“A gay anthem”: The song Brian May said Queen should have never made

There are hardly any other rock stars who have been as diplomatic as Brian May. 

As much as Queen may have gone in a thousand different directions, May was always willing to try out anything that came into his bandmates’ heads, even if he wasn’t 100% sold on what they were working with. But even in the days when they were willing to work with anything and everything, there were more than a few times when May had a little bit of trepidation before going into making one of their classic hits.

Then again, a lot of Queen’s greatest songs tend to come from how May wrote his tunes or added the perfect guitar flourish to one of their tracks. No one could really imagine ‘Killer Queen’ without those layers of guitars in the breakdown, and even if May was dialling things back when breaking out the acoustic guitar on ‘39’, people were going to have that sea-shanty-esque melody stuck in their heads until the end of time, within the first five seconds of them listening to it.

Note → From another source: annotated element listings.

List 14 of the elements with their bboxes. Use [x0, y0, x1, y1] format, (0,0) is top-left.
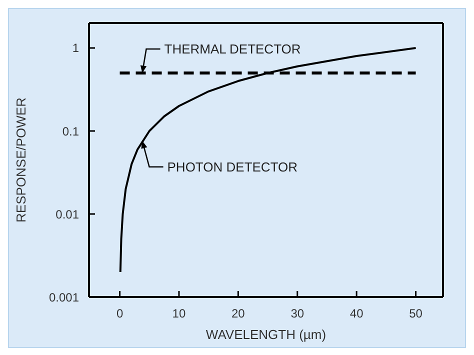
y-tick-label: 0.001	[48, 290, 80, 304]
y-tick-label: 0.1	[62, 124, 80, 138]
y-tick-label: 1	[72, 41, 80, 56]
x-tick-label: 10	[172, 306, 186, 321]
x-tick-label: 0	[116, 306, 124, 321]
x-axis-title: WAVELENGTH (µm)	[206, 327, 326, 342]
x-tick-label: 50	[409, 306, 423, 321]
x-tick-label: 20	[232, 306, 246, 321]
annotation: THERMAL DETECTOR	[164, 42, 301, 57]
annotation: PHOTON DETECTOR	[167, 159, 298, 174]
y-axis-title: RESPONSE/POWER	[14, 98, 29, 222]
y-tick-label: 0.01	[56, 207, 80, 222]
x-tick-label: 40	[350, 306, 364, 321]
x-tick-label: 30	[290, 306, 304, 321]
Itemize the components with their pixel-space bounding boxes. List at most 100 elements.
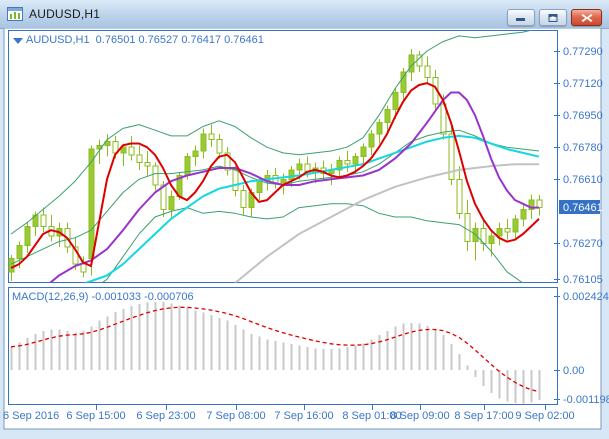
macd-histogram-bar <box>42 330 45 370</box>
macd-histogram-bar <box>474 370 477 378</box>
candle-body <box>192 150 199 158</box>
candle-body <box>136 154 143 163</box>
candle-body <box>392 92 399 110</box>
macd-axis-label: 0.00 <box>563 365 584 377</box>
macd-histogram-bar <box>34 333 37 370</box>
candle-body <box>464 212 471 243</box>
macd-histogram-bar <box>186 307 189 370</box>
candle-body <box>424 65 431 78</box>
minimize-button[interactable] <box>507 9 535 26</box>
macd-histogram-bar <box>346 346 349 370</box>
price-axis-label: 0.77120 <box>563 78 603 90</box>
macd-histogram-bar <box>218 317 221 370</box>
candle-body <box>296 163 303 171</box>
macd-histogram-bar <box>370 339 373 370</box>
time-axis-label: 7 Sep 16:00 <box>274 410 333 422</box>
macd-histogram-bar <box>410 322 413 370</box>
time-axis-label: 8 Sep 01:00 <box>342 410 401 422</box>
time-axis-label: 6 Sep 15:00 <box>66 410 125 422</box>
price-axis-label: 0.76270 <box>563 238 603 250</box>
candle-body <box>120 146 127 154</box>
current-price-label: 0.76461 <box>563 202 603 214</box>
chevron-down-icon[interactable] <box>13 38 23 44</box>
ma-red-line <box>10 82 540 269</box>
macd-histogram-bar <box>514 370 517 403</box>
macd-histogram-bar <box>450 343 453 370</box>
candle-body <box>456 178 463 214</box>
restore-button[interactable] <box>539 9 567 26</box>
macd-histogram-bar <box>234 325 237 370</box>
macd-histogram-bar <box>530 370 533 403</box>
macd-histogram-bar <box>402 323 405 370</box>
candle-body <box>232 169 239 192</box>
macd-histogram-bar <box>66 330 69 370</box>
time-axis-label: 9 Sep 02:00 <box>515 410 574 422</box>
macd-histogram-bar <box>362 343 365 370</box>
price-axis-label: 0.77290 <box>563 46 603 58</box>
macd-histogram-bar <box>50 329 53 370</box>
candles-layer <box>8 49 543 282</box>
macd-histogram-bar <box>458 354 461 370</box>
macd-histogram-bar <box>434 329 437 370</box>
band-upper-line <box>10 30 533 235</box>
candle-body <box>368 133 375 148</box>
candle-body <box>240 190 247 209</box>
time-axis[interactable]: 6 Sep 2016 6 Sep 15:00 6 Sep 23:00 7 Sep 08… <box>3 405 575 422</box>
price-axis-label: 0.76950 <box>563 110 603 122</box>
macd-histogram-bar <box>130 306 133 370</box>
macd-histogram-bar <box>178 305 181 370</box>
overlays-layer <box>10 30 540 283</box>
macd-histogram-bar <box>82 330 85 370</box>
macd-histogram-bar <box>498 370 501 399</box>
candle-body <box>152 165 159 186</box>
macd-histogram-bar <box>330 349 333 370</box>
macd-histogram-bar <box>426 325 429 370</box>
macd-histogram-bar <box>10 346 13 370</box>
candle-body <box>352 156 359 165</box>
close-button[interactable] <box>571 9 602 26</box>
macd-histogram-bar <box>154 301 157 370</box>
close-icon <box>581 13 592 22</box>
macd-histogram-bar <box>466 365 469 370</box>
macd-histogram-bar <box>98 320 101 370</box>
macd-histogram-bar <box>522 370 525 404</box>
macd-histogram-bar <box>298 345 301 370</box>
candle-body <box>40 214 47 227</box>
macd-histogram-bar <box>194 310 197 370</box>
candle-body <box>128 146 135 156</box>
macd-histogram-bar <box>146 302 149 370</box>
candle-body <box>512 218 519 233</box>
candle-body <box>16 244 23 260</box>
symbol-ohlc-info: AUDUSD,H1 0.76501 0.76527 0.76417 0.7646… <box>26 34 264 46</box>
candle-body <box>280 178 287 184</box>
chart-canvas[interactable]: 0.77290 0.77120 0.76950 0.76780 0.76610 0.762… <box>0 28 609 439</box>
macd-histogram-bar <box>506 370 509 402</box>
main-pane-border[interactable] <box>8 30 558 283</box>
macd-histogram-bar <box>306 346 309 370</box>
candle-body <box>160 184 167 210</box>
macd-histogram-bar <box>282 342 285 370</box>
candle-body <box>400 71 407 94</box>
macd-histogram-bar <box>322 348 325 370</box>
price-axis-label: 0.76105 <box>563 274 603 286</box>
minimize-icon <box>516 18 525 21</box>
macd-histogram-bar <box>442 335 445 370</box>
macd-histogram-bar <box>74 332 77 370</box>
candle-body <box>408 54 415 73</box>
window-titlebar[interactable]: AUDUSD,H1 <box>0 0 609 29</box>
candle-body <box>88 148 95 260</box>
macd-histogram-bar <box>170 303 173 370</box>
macd-histogram-bar <box>290 343 293 370</box>
macd-pane-border[interactable] <box>8 287 558 405</box>
candle-body <box>336 159 343 171</box>
macd-histogram-bar <box>482 370 485 386</box>
macd-histogram-bar <box>490 370 493 394</box>
macd-histogram-bar <box>210 314 213 370</box>
band-lower-line <box>101 203 524 283</box>
current-price-box <box>559 200 600 214</box>
macd-histogram-bar <box>226 320 229 370</box>
candle-body <box>520 208 527 220</box>
macd-histogram-bar <box>354 345 357 370</box>
price-axis[interactable]: 0.77290 0.77120 0.76950 0.76780 0.76610 0.762… <box>554 46 609 406</box>
candle-body <box>504 227 511 233</box>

But for someone who had an anthem like ‘We Will Rock You’ under his belt, it’s not like May was against giving people something to sing along to. Simplicity was often the best way to go when making some of their hits, but given where Freddie Mercury was in his life, May didn’t feel altogether comfortable when he started writing tunes like ‘Don’t Stop Me Now’. The extravagant lifestyle was starting to wear on the rest of the band, and there were bound to be a few strange looks going around the studio when Mercury sang about no one else standing in his way.

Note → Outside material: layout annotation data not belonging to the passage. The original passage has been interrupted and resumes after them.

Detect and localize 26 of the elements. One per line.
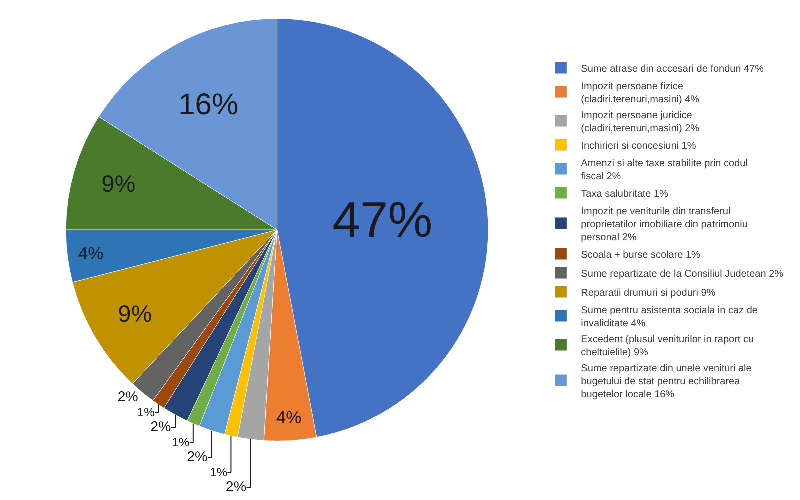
legend-label: Impozit persoane juridice (cladiri,terenuri,masini) 2% bbox=[581, 110, 700, 134]
legend-label: Impozit pe veniturile din transferul proprietatilor imobiliare din patrimoniu personal 2% bbox=[581, 206, 748, 244]
data-label: 9% bbox=[102, 170, 136, 197]
legend-label: Taxa salubritate 1% bbox=[581, 188, 669, 200]
data-label: 1% bbox=[172, 435, 190, 450]
data-label: 1% bbox=[210, 465, 228, 480]
legend-label: Sume pentru asistenta sociala in caz de invaliditate 4% bbox=[581, 305, 758, 330]
legend-label: Sume repartizate din unele venituri ale bugetului de stat pentru echilibrarea bugetelor locale 16% bbox=[581, 363, 752, 400]
data-label: 2% bbox=[150, 419, 172, 436]
legend-label: Scoala + burse scolare 1% bbox=[581, 250, 701, 261]
data-label: 2% bbox=[118, 389, 139, 406]
legend-label: Reparatii drumuri si poduri 9% bbox=[581, 288, 716, 299]
data-label: 16% bbox=[178, 88, 239, 122]
data-label: 4% bbox=[276, 407, 302, 428]
legend-label: Inchirieri si concesiuni 1% bbox=[581, 140, 696, 152]
data-label: 9% bbox=[118, 301, 152, 328]
data-label: 47% bbox=[332, 192, 433, 248]
data-label: 4% bbox=[78, 244, 104, 264]
legend-label: Amenzi si alte taxe stabilite prin codul fiscal 2% bbox=[581, 158, 748, 182]
legend-label: Excedent (plusul veniturilor in raport cu cheltuielile) 9% bbox=[581, 334, 754, 358]
data-label: 1% bbox=[137, 405, 156, 420]
data-label: 2% bbox=[187, 449, 208, 466]
data-label: 2% bbox=[226, 479, 247, 496]
legend-label: Sume atrase din accesari de fonduri 47% bbox=[581, 64, 764, 75]
legend-label: Impozit persoane fizice (cladiri,terenuri,masini) 4% bbox=[581, 81, 700, 106]
legend-label: Sume repartizate de la Consiliul Judetean 2% bbox=[581, 268, 784, 280]
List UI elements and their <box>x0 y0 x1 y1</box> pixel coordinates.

It’s one thing to be offended by the lyrics, but the music itself usually is doing most of the heavy lifting. While there’s not really much of an excuse for them to have made a song like ‘Chinese Torture’, you can at least respect that they were making a fun bit of sound design, but in between them becoming operatic juggernauts and pop superstars, Hot Space was always going to be the black sheep of the Queen canon.

They didn’t necessarily have a bad idea on their hands by trying to follow up ‘Another One Bites the Dust’, but since the first half of the album was based around dance music, it didn’t really have that much room for May to shoehorn in any of his ideas. But even if the guitars took a bit of a back seat, ‘Body Language’ was one of the few times that he spoke up and thought that the band shouldn’t play one of their tunes.

For as much as Mercury may have revelled in being flamboyant, May felt that the song’s erotic undertones would have alienated some of their fanbase, saying, “I can remember having a go at Freddie because some of the stuff he was writing was very on the gay side. I remember saying, ‘It would be nice if this stuff could be universally applicable because we have friends out there of every persuasion.’ It’s nice to involve people. What it’s not nice to do is to rope people out, and I felt kind of roped out by something that was very overtly a gay anthem.”

That could have easily come off as homophobic in some cases, but looking at where the song goes, the biggest crime it commits is being painfully unsexy. You have to give it to Mercury for at least trying to make something that was a bit more risque, but since the rest of the album gives up on this idea halfway through is a good sign that the central idea of the record wasn’t working properly.

What makes this even worse is knowing that a lot of what they were trying to capitalise on was happening right around the time that Michael Jackson’s Thriller. ‘The King of Pop’ had been the one that suggested the band release ‘Another One Bites the Dust’ in the first place, but to think that this was the kind of record that they were using to rival every other pop album at the time is almost painfully tragic.